I've got a crush on a girl who I know is bi, but whenever I think about being affectionate with her in public I get so nervous just thinking of what other people would think. I want to be with her but I would be so self conscious all the time. I'm quite an anxious person generally but im not fully out and thinking about being with a girl publicly just makes me so nervous. Any tips?
I've been out for more than a decade and I'm still nervous about that sort of thing. I tend to avoid PDA in general, although I fear some girls might think I view them as something to be ashamed of. Does this girl even know you like her? Maybe if you get together you can discuss this issue.

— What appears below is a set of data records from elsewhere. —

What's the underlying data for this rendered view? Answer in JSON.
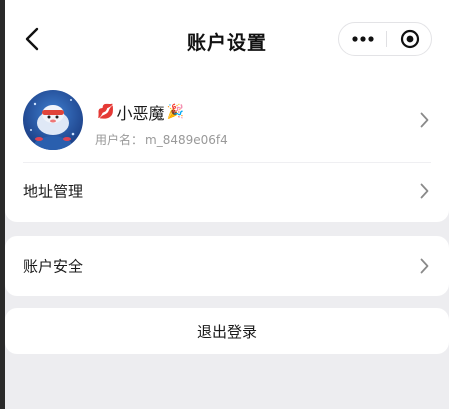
{
  "header": {
    "title": "账户设置",
    "back_icon": "chevron-left-icon",
    "more_icon": "more-dots-icon",
    "close_icon": "target-circle-icon"
  },
  "profile": {
    "emoji_before": "💋",
    "nickname": "小恶魔",
    "emoji_after": "🎉",
    "username_label": "用户名：",
    "username_value": "m_8489e06f4"
  },
  "menu": {
    "address_label": "地址管理",
    "security_label": "账户安全",
    "logout_label": "退出登录"
  },
  "colors": {
    "background": "#ededf0",
    "card": "#ffffff",
    "secondary_text": "#999999",
    "chevron": "#8a8a8a"
  }
}
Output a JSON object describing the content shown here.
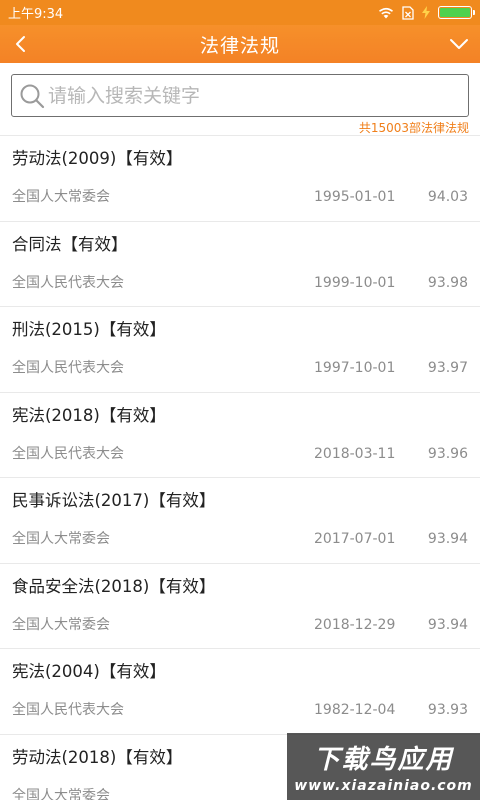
{
  "status_bar": {
    "time": "上午9:34"
  },
  "header": {
    "title": "法律法规"
  },
  "search": {
    "placeholder": "请输入搜索关键字",
    "value": ""
  },
  "summary": {
    "count_text": "共15003部法律法规"
  },
  "items": [
    {
      "title": "劳动法(2009)【有效】",
      "org": "全国人大常委会",
      "date": "1995-01-01",
      "score": "94.03"
    },
    {
      "title": "合同法【有效】",
      "org": "全国人民代表大会",
      "date": "1999-10-01",
      "score": "93.98"
    },
    {
      "title": "刑法(2015)【有效】",
      "org": "全国人民代表大会",
      "date": "1997-10-01",
      "score": "93.97"
    },
    {
      "title": "宪法(2018)【有效】",
      "org": "全国人民代表大会",
      "date": "2018-03-11",
      "score": "93.96"
    },
    {
      "title": "民事诉讼法(2017)【有效】",
      "org": "全国人大常委会",
      "date": "2017-07-01",
      "score": "93.94"
    },
    {
      "title": "食品安全法(2018)【有效】",
      "org": "全国人大常委会",
      "date": "2018-12-29",
      "score": "93.94"
    },
    {
      "title": "宪法(2004)【有效】",
      "org": "全国人民代表大会",
      "date": "1982-12-04",
      "score": "93.93"
    },
    {
      "title": "劳动法(2018)【有效】",
      "org": "全国人大常委会",
      "date": "",
      "score": ""
    }
  ],
  "watermark": {
    "line1": "下载鸟应用",
    "line2": "www.xiazainiao.com"
  },
  "colors": {
    "accent": "#f48226",
    "count_text": "#f07f1a",
    "battery": "#4ed14e"
  },
  "icons": [
    "wifi-icon",
    "sim-icon",
    "charging-icon",
    "battery-icon",
    "back-arrow-icon",
    "menu-chevron-icon",
    "search-icon"
  ]
}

I think it depends on where you live. I live in a very liberal and accepting city. I can show pda without worrying too much. I still do have to remember where I am because I generally know where it is safe. Since I am a teacher, if I am anywhere close to my school, I do not even hold hands. Even in the city I am in, the most PDA i show is a quick peck and very little hand holding. It was very hard at first; you'll feel more comfortable later on
Handholding seems pretty innocuous. (Mostly, thoughtbubble has a perfectly valid exception.) Girls get a certain amount more leeway with PDA than guys. (At least up here in North America.) Positive story: I was at a high-profile triathlon last summer. Two fit and attractive women were setting up their bikes, getting wetsuits on, and then gave each other a big full-on I-love-you good-luck kiss. Nobody raised an eyebrow. Made me feel happy. Things get better!